TMS Research – Perspectives: Job Demand and Preference
With this post we are going to take a look at some data from two different TMS assessments, the Types of Work Profile (TOWP) and the Team Management Profile (TMP). The TOWP looks at what is perceived as the most critical work functions for success from the Types of Work Model in a specific role. The TMP looks at individual work preference.
The graphic below is from the TMS research from the TOWP and illustrates the perceptions of all raters in terms of what the % distribution is for each of the work functions for a senior management role. The n of 252 is a bit small but good enough for what we are looking at here.
The larger numbers represent the highest % and this case the 3 highest make up just over 51% of the total. Yellow is the Promoting work function, pink is Organizing and light green Innovating.
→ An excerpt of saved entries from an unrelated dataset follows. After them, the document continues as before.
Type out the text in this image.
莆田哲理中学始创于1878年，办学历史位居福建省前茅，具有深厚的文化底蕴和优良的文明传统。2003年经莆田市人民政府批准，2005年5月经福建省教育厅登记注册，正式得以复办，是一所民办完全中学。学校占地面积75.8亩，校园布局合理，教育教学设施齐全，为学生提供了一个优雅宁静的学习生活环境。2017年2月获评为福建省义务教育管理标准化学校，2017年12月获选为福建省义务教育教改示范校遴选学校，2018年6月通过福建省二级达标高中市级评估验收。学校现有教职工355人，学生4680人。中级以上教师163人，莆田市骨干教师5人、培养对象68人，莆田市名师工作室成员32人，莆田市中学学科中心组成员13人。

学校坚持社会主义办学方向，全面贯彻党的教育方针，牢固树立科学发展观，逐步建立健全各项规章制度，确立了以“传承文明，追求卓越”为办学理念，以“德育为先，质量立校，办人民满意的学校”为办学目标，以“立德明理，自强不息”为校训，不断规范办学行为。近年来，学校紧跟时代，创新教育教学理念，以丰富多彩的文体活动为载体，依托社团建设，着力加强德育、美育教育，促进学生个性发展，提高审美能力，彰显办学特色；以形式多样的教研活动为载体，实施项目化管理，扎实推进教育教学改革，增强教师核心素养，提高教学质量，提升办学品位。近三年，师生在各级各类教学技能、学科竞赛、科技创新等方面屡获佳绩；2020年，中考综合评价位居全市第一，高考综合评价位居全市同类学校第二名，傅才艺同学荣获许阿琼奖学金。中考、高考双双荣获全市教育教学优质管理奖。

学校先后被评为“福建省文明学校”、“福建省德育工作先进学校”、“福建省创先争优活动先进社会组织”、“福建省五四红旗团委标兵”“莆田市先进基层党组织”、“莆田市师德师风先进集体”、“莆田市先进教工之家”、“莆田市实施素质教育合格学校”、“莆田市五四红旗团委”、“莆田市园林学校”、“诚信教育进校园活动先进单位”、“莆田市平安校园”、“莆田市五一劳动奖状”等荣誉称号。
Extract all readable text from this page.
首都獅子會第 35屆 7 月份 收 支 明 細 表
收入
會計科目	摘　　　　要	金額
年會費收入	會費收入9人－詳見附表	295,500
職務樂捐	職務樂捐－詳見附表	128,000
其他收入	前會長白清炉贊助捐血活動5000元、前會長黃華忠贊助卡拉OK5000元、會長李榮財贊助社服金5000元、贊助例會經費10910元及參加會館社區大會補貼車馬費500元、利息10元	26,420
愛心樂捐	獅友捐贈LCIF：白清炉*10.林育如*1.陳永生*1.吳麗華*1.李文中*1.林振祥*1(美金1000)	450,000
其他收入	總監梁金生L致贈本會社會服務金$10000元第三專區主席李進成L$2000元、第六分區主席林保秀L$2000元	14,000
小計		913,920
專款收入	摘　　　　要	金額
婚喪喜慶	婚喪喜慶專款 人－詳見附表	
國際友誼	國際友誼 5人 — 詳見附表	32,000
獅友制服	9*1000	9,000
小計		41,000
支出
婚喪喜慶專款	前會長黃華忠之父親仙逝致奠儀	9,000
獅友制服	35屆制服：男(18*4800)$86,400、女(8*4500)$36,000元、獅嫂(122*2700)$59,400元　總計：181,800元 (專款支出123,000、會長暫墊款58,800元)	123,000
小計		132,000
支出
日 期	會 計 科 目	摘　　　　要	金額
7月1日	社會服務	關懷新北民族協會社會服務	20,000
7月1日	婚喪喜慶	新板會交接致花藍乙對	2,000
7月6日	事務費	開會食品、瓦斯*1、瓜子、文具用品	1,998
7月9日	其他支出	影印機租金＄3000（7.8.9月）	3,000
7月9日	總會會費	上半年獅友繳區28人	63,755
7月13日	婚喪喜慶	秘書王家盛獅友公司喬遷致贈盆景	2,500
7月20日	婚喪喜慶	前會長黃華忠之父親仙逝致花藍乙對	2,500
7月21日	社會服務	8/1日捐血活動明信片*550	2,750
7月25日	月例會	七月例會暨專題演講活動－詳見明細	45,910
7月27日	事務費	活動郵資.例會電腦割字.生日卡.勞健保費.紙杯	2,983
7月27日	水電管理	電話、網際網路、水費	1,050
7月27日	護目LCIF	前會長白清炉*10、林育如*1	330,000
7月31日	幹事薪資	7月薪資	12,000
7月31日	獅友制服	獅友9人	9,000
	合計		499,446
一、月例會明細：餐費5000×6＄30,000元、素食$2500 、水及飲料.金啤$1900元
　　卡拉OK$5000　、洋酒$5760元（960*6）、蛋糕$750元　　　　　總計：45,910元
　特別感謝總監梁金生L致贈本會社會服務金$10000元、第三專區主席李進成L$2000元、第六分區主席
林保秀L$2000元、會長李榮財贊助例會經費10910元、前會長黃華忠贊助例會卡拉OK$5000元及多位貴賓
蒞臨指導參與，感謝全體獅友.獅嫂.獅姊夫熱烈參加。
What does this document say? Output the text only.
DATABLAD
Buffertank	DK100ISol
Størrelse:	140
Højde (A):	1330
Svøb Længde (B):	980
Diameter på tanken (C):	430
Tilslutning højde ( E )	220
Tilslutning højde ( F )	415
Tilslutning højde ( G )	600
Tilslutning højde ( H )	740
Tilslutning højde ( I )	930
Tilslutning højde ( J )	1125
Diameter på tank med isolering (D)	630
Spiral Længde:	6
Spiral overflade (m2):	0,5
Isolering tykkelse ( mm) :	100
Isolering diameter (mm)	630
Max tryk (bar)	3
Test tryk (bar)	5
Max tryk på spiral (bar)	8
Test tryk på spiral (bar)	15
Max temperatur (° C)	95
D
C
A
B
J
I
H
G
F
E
However, with the exception of Producing (purple) and Inspecting (dark blue) the perception is that a senior management role contains quite a variety of performance needs in many of the work functions.
The next graphic is the preference distribution for senior management from the TMP research.
The numbers here represent the % of senior management people who have taken the TMP that have expressed major role preferences in the various areas of the Team Management Wheel (i.e. 29% of senior management people who have taken the TMP have expressed a preference for the Organizing work function). The n here is 36,701 so a good sample size.
I am big proponent of context affecting preference and in a variety of other posts have asserted that I believe preference is primarily socially constructed, not innate, and it is these socially constructed patterns of behavior that the TMP is assessing.
Yet if you look at the two graphics above and have the perspective I do, you would expect the actual numbers in the graphics to be similar. For example if the expectation of the role (its context) contains 13.56% focus in the Maintaining work function (light blue) should we not see a preference distribution higher than a minuscule 1%?!?
So is my social construction perspective inaccurate?